1. ESTIMULA LA FORMACIÓN DE OSAMENTA

Nuestros huesos tienen que afrontar todo el estrés causado por el aumento de peso que tienen que soportar mientras corremos. Si el entrenamiento se planifica correctamente para evitar toda esa carga, los huesos se adaptan y se vuelven más resistentes. Para ello, es crucial tener una buena técnica de running y respetar el tiempo de recuperación. Adaptarse al estrés ayuda a prevenir la osteoporosis a medida que envejeces.

 

2. FORTALECE LOS MÚSCULOS DEL CORAZÓN

Las exigencias físicas del running a las que sometes al cuerpo aumentan tu frecuencia cardíaca: el corazón tiene que latir más fuerte y más rápido para adaptarse a la intensidad del ejercicio.

¿La buena noticia?
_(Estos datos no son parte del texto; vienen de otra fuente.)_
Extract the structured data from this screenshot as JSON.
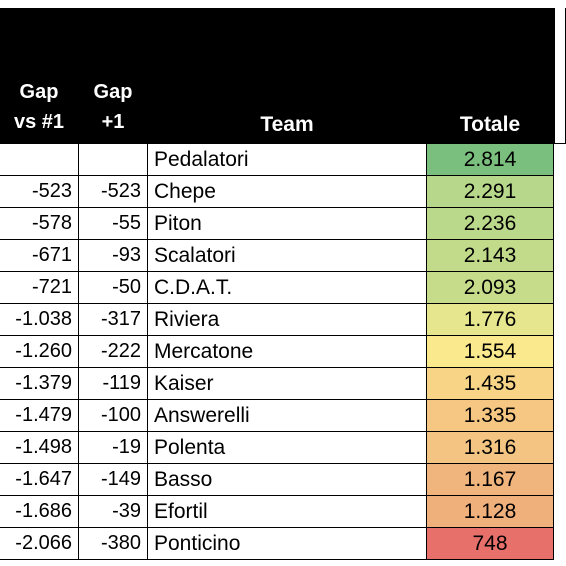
{
  "headers": {
    "gap_first_line1": "Gap",
    "gap_first_line2": "vs #1",
    "gap_prev_line1": "Gap",
    "gap_prev_line2": "+1",
    "team": "Team",
    "total": "Totale"
  },
  "rows": [
    {
      "gap_first": "",
      "gap_prev": "",
      "team": "Pedalatori",
      "total": "2.814",
      "color": "#7bbf7e"
    },
    {
      "gap_first": "-523",
      "gap_prev": "-523",
      "team": "Chepe",
      "total": "2.291",
      "color": "#b7d88a"
    },
    {
      "gap_first": "-578",
      "gap_prev": "-55",
      "team": "Piton",
      "total": "2.236",
      "color": "#bbd98a"
    },
    {
      "gap_first": "-671",
      "gap_prev": "-93",
      "team": "Scalatori",
      "total": "2.143",
      "color": "#c2db8b"
    },
    {
      "gap_first": "-721",
      "gap_prev": "-50",
      "team": "C.D.A.T.",
      "total": "2.093",
      "color": "#c6dc8b"
    },
    {
      "gap_first": "-1.038",
      "gap_prev": "-317",
      "team": "Riviera",
      "total": "1.776",
      "color": "#e6e68e"
    },
    {
      "gap_first": "-1.260",
      "gap_prev": "-222",
      "team": "Mercatone",
      "total": "1.554",
      "color": "#fbe98e"
    },
    {
      "gap_first": "-1.379",
      "gap_prev": "-119",
      "team": "Kaiser",
      "total": "1.435",
      "color": "#f8d487"
    },
    {
      "gap_first": "-1.479",
      "gap_prev": "-100",
      "team": "Answerelli",
      "total": "1.335",
      "color": "#f5c783"
    },
    {
      "gap_first": "-1.498",
      "gap_prev": "-19",
      "team": "Polenta",
      "total": "1.316",
      "color": "#f4c582"
    },
    {
      "gap_first": "-1.647",
      "gap_prev": "-149",
      "team": "Basso",
      "total": "1.167",
      "color": "#f0b47d"
    },
    {
      "gap_first": "-1.686",
      "gap_prev": "-39",
      "team": "Efortil",
      "total": "1.128",
      "color": "#efb07c"
    },
    {
      "gap_first": "-2.066",
      "gap_prev": "-380",
      "team": "Ponticino",
      "total": "748",
      "color": "#e8706b"
    }
  ]
}
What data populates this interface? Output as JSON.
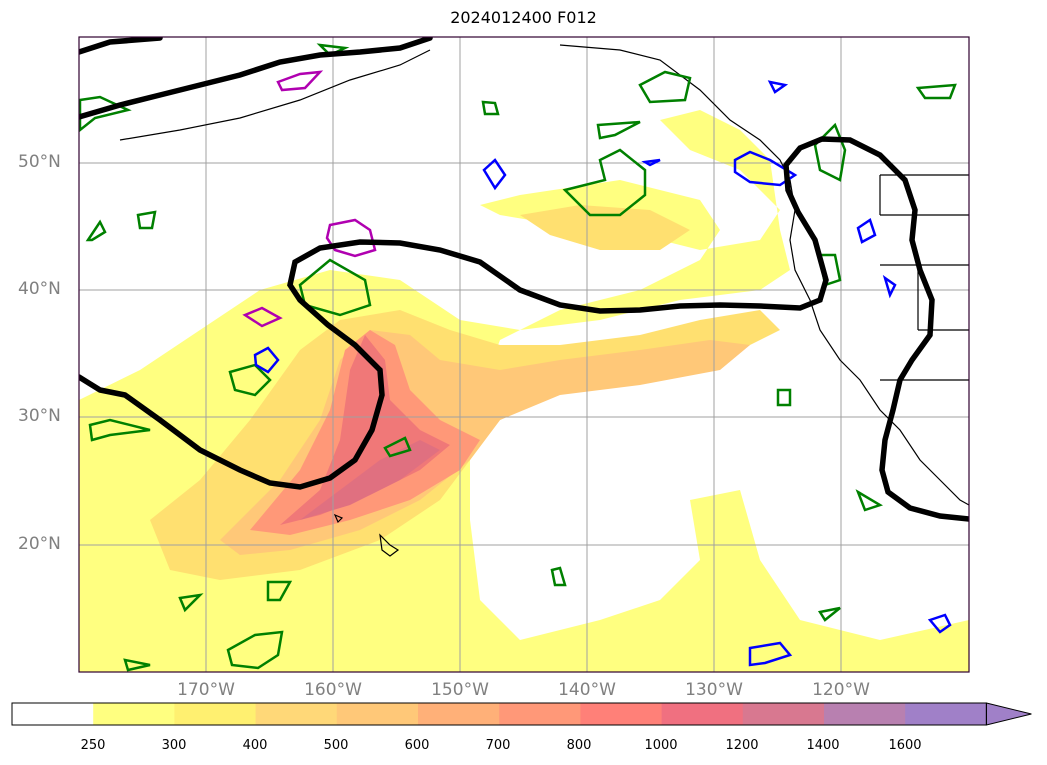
{
  "title": "2024012400 F012",
  "lat_labels": [
    "50°N",
    "40°N",
    "30°N",
    "20°N"
  ],
  "lon_labels": [
    "170°W",
    "160°W",
    "150°W",
    "140°W",
    "130°W",
    "120°W"
  ],
  "colorbar": {
    "ticks": [
      "250",
      "300",
      "400",
      "500",
      "600",
      "700",
      "800",
      "1000",
      "1200",
      "1400",
      "1600"
    ],
    "colors": [
      "#ffffff",
      "#ffff80",
      "#fff070",
      "#ffd878",
      "#ffc878",
      "#ffb078",
      "#ff9878",
      "#ff8078",
      "#f07080",
      "#d87890",
      "#b880b0",
      "#a080c8"
    ]
  },
  "map_layers": {
    "filled_field": "ivt-shading",
    "thick_contour_color": "#000000",
    "green_contour_color": "#008000",
    "blue_contour_color": "#0000ff",
    "magenta_contour_color": "#b000b0"
  }
}
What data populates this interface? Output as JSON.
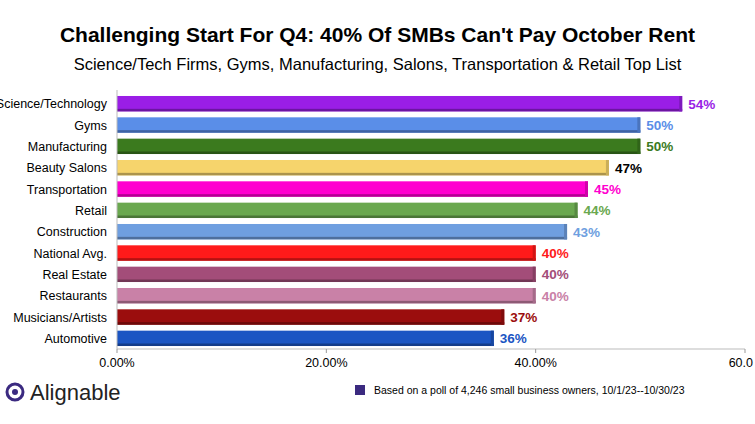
{
  "chart_data": {
    "type": "bar",
    "orientation": "horizontal",
    "title": "Challenging Start For Q4: 40% Of SMBs Can't Pay October Rent",
    "subtitle": "Science/Tech Firms, Gyms, Manufacturing, Salons, Transportation & Retail Top List",
    "categories": [
      "Science/Technology",
      "Gyms",
      "Manufacturing",
      "Beauty Salons",
      "Transportation",
      "Retail",
      "Construction",
      "National Avg.",
      "Real Estate",
      "Restaurants",
      "Musicians/Artists",
      "Automotive"
    ],
    "values": [
      54,
      50,
      50,
      47,
      45,
      44,
      43,
      40,
      40,
      40,
      37,
      36
    ],
    "value_labels": [
      "54%",
      "50%",
      "50%",
      "47%",
      "45%",
      "44%",
      "43%",
      "40%",
      "40%",
      "40%",
      "37%",
      "36%"
    ],
    "colors": [
      "#9a1ee6",
      "#5a8ee8",
      "#3b7a1e",
      "#f6d46c",
      "#ff00cf",
      "#6aa84f",
      "#6f9fe0",
      "#ff1a1a",
      "#a34d79",
      "#c981a7",
      "#9b0d0d",
      "#1b55c3"
    ],
    "xlim": [
      0,
      60
    ],
    "xticks": [
      {
        "value": 0,
        "label": "0.00%"
      },
      {
        "value": 20,
        "label": "20.00%"
      },
      {
        "value": 40,
        "label": "40.00%"
      },
      {
        "value": 60,
        "label": "60.0"
      }
    ],
    "grid": false,
    "data_labels": true,
    "logo_text": "Alignable",
    "footnote": "Based on a poll of 4,246 small business owners, 10/1/23--10/30/23",
    "footnote_color": "#3b2a80"
  }
}
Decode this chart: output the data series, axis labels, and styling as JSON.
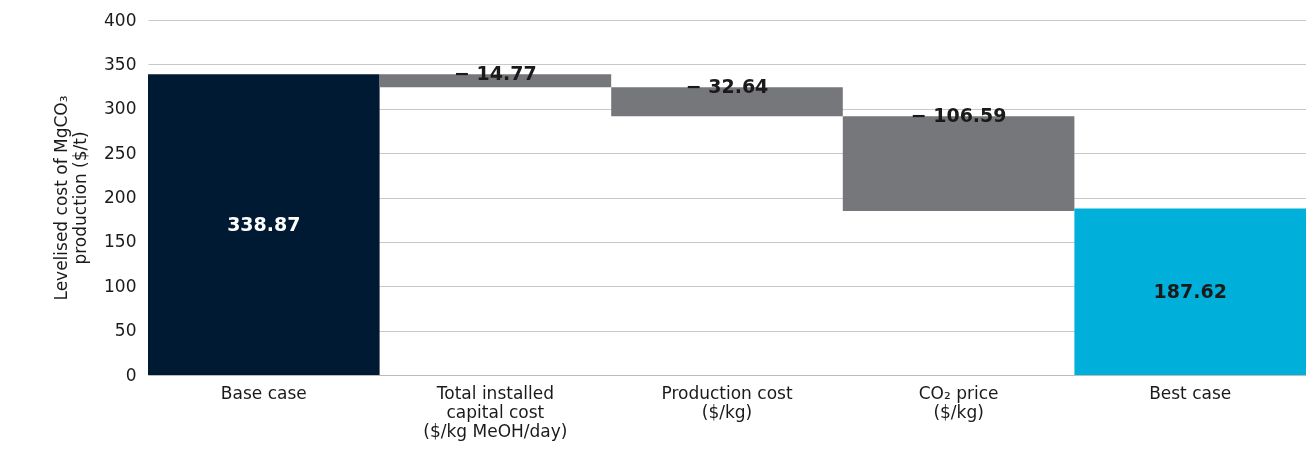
{
  "chart_data": {
    "type": "bar",
    "ylabel": "Levelised cost of MgCO₃ production ($/t)",
    "categories": [
      "Base case",
      "Total installed capital cost ($/kg MeOH/day)",
      "Production cost ($/kg)",
      "CO₂ price ($/kg)",
      "Best case"
    ],
    "values": [
      338.87,
      -14.77,
      -32.64,
      -106.59,
      187.62
    ],
    "base": [
      0,
      338.87,
      324.1,
      291.46,
      0
    ],
    "colors": [
      "#011a33",
      "#76777a",
      "#76777a",
      "#76777a",
      "#00b0da"
    ],
    "value_labels": [
      "338.87",
      "− 14.77",
      "− 32.64",
      "− 106.59",
      "187.62"
    ],
    "ylim": [
      0,
      400
    ],
    "yticks": [
      0,
      50,
      100,
      150,
      200,
      250,
      300,
      350,
      400
    ],
    "grid": "y"
  }
}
Un corazón fuerte mejora la circulación sanguínea y reduce el riesgo de presión arterial alta.

3. POTENCIA LA ENERGÍA Y EL METABOLISMO

Lo más normal es que después de correr sientas más energía y más alerta que antes de realizar el ejercicio. Sin embargo, los grandes beneficios son los que tienen efecto a largo plazo. Correr mejora la circulación y la capacidad pulmonar, ¡por lo que te sentirás más en forma incluso en las actividades del día a día!

La quema de grasa depende de muchos factores, así que no todos obtenemos los mismos resultados. No obstante, lo cierto es que correr puede ser una buena opción para estimular la quema de grasa. Las sesiones de running, tanto las de alta intensidad como las de baja intensidad, aportan varios beneficios para derretir esos kilos de más.

 

4. REDUCE LOS NIVELES DE COLESTEROL

El colesterol de nuestro cuerpo se divide en dos tipos: el “bueno” (HDL) y el “malo” (LDL).

Algunos estudios demuestran que las actividades de running de intensidad moderada aumentan el colesterol “bueno”, lo que significa que se reduce el riesgo de ataque cardíaco, arteriopatía coronaria y embolias.

Para reducir el nivel de colesterol “malo” es necesario realizar ejercicios de alta intensidad.

5. REDUCE LOS NIVELES DE AZÚCAR EN SANGRE

Los músculos necesitan mucha energía durante las sesiones de running: para responder a tal demanda, el cuerpo utiliza la glucosa (el azúcar) de la sangre como combustible. Así que como resultado, correr reduce los niveles de azúcar en la sangre.

Además, varios estudios señalan que este deporte puede aumentar la sensibilidad a la insulina y prevenir la diabetes, ya que un metabolismo más sensible a la insulina es más eficiente a la hora de mantener los niveles de azúcar dentro de un límite saludable.

Así que, ¿a qué esperas? ¡Átate las zapatillas y vamos allá!